From the recently-released Modern Bushido by Toshishiro Obata:
Uesugi Yōzan (1751–1822) was the second son of the daimyō of the modest Akizuki clan; when he married into the larger, related Yonezawa-han, he eventually succeeded the clan leader as the ninth-generation head. When he came to power, however, he inherited an ailing and destitute clan — the Yonezawa-han was deeply indebted and nearly bankrupt, and lacked the means to reverse its fortune.
Yōzan therefore proposed sweeping reforms in civics and industry within the clan, which met fierce opposition from seven obdurate retainers. Not to be stymied in fulfilling his leadership duties, Yōzan had these retainers promptly executed, and quickly set his plan into motion.
His plan was threefold: revitalize the economy, develop new industry, and reform the people’s education and thinking. He prioritized economization and saving for the future, reducing his retainers’ salaries and managing the clan’s expenses frugally; in this, he led by example, reducing his own salary from 1,500 to 209 ryō, trimming his personal attendants from 50 to 9, and relinquishing luxuries like costly food or fine clothes in favor of simpler necessities.

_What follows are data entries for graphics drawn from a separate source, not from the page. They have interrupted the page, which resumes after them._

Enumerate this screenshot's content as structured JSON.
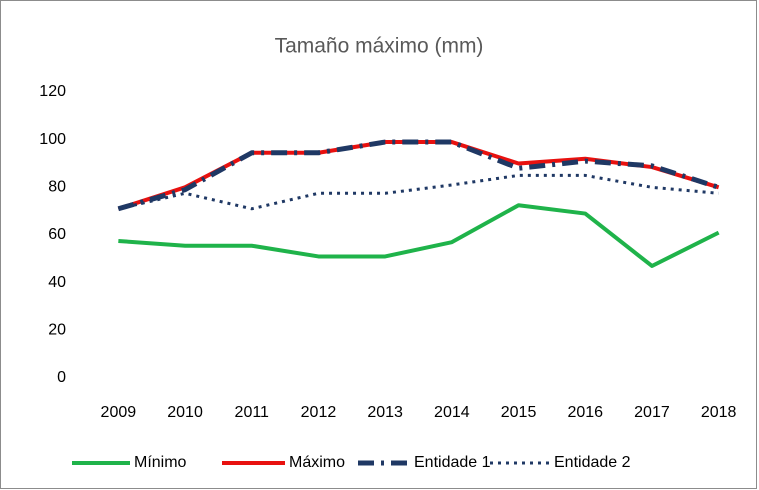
{
  "chart_data": {
    "type": "line",
    "title": "Tamaño máximo (mm)",
    "categories": [
      "2009",
      "2010",
      "2011",
      "2012",
      "2013",
      "2014",
      "2015",
      "2016",
      "2017",
      "2018"
    ],
    "series": [
      {
        "name": "Mínimo",
        "color": "#1fb34a",
        "style": "solid",
        "values": [
          57.5,
          55.5,
          55.5,
          51,
          51,
          57,
          72.5,
          69,
          47,
          61
        ]
      },
      {
        "name": "Máximo",
        "color": "#e8110f",
        "style": "solid",
        "values": [
          71,
          80,
          94.5,
          94.5,
          99,
          99,
          90,
          92,
          88.5,
          80
        ]
      },
      {
        "name": "Entidade 1",
        "color": "#1f3864",
        "style": "dashdot",
        "values": [
          71,
          79,
          94.5,
          94.5,
          99,
          99,
          88,
          91,
          89,
          80
        ]
      },
      {
        "name": "Entidade 2",
        "color": "#1f3864",
        "style": "dotted",
        "values": [
          71,
          77.5,
          71,
          77.5,
          77.5,
          81,
          85,
          85,
          80,
          77.5
        ]
      }
    ],
    "ylim": [
      0,
      120
    ],
    "yticks": [
      0,
      20,
      40,
      60,
      80,
      100,
      120
    ],
    "grid": false,
    "legend": "bottom"
  }
}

He created many new industries for the clan, such as koi farming, benibana [safflower] farming, silkworm farming, and yonezawa-ori [high-quality woven silk] production. Yōzan also improved the infrastructure of the clan domain, building roads, clearing land for rice fields, cultivating millions of trees for paper production, and so on. Yōzan renovated social policy, instituting the principles of jijo (self-help and self-reliance), gojo (cooperation and mutual aid), and fujo (government aid and support), as well as fukushi (welfare for the elderly).
During the Tenmei famine, the success of Yōzan’s efforts was shown in vivid relief; neighboring clans suffered severe casualties due to disease and starvation, but the Yonezawa, though similarly surviving off of very few resources, experienced no casualties, and no one abandoned the han out of desperation, as was occuring in other clans.
The shogunate later declared Yonezawa a model of excellent governance. To this day, Uesugi Yōzan is considered one of the greatest leaders in history for his use of chi [wisdom] to save his clan.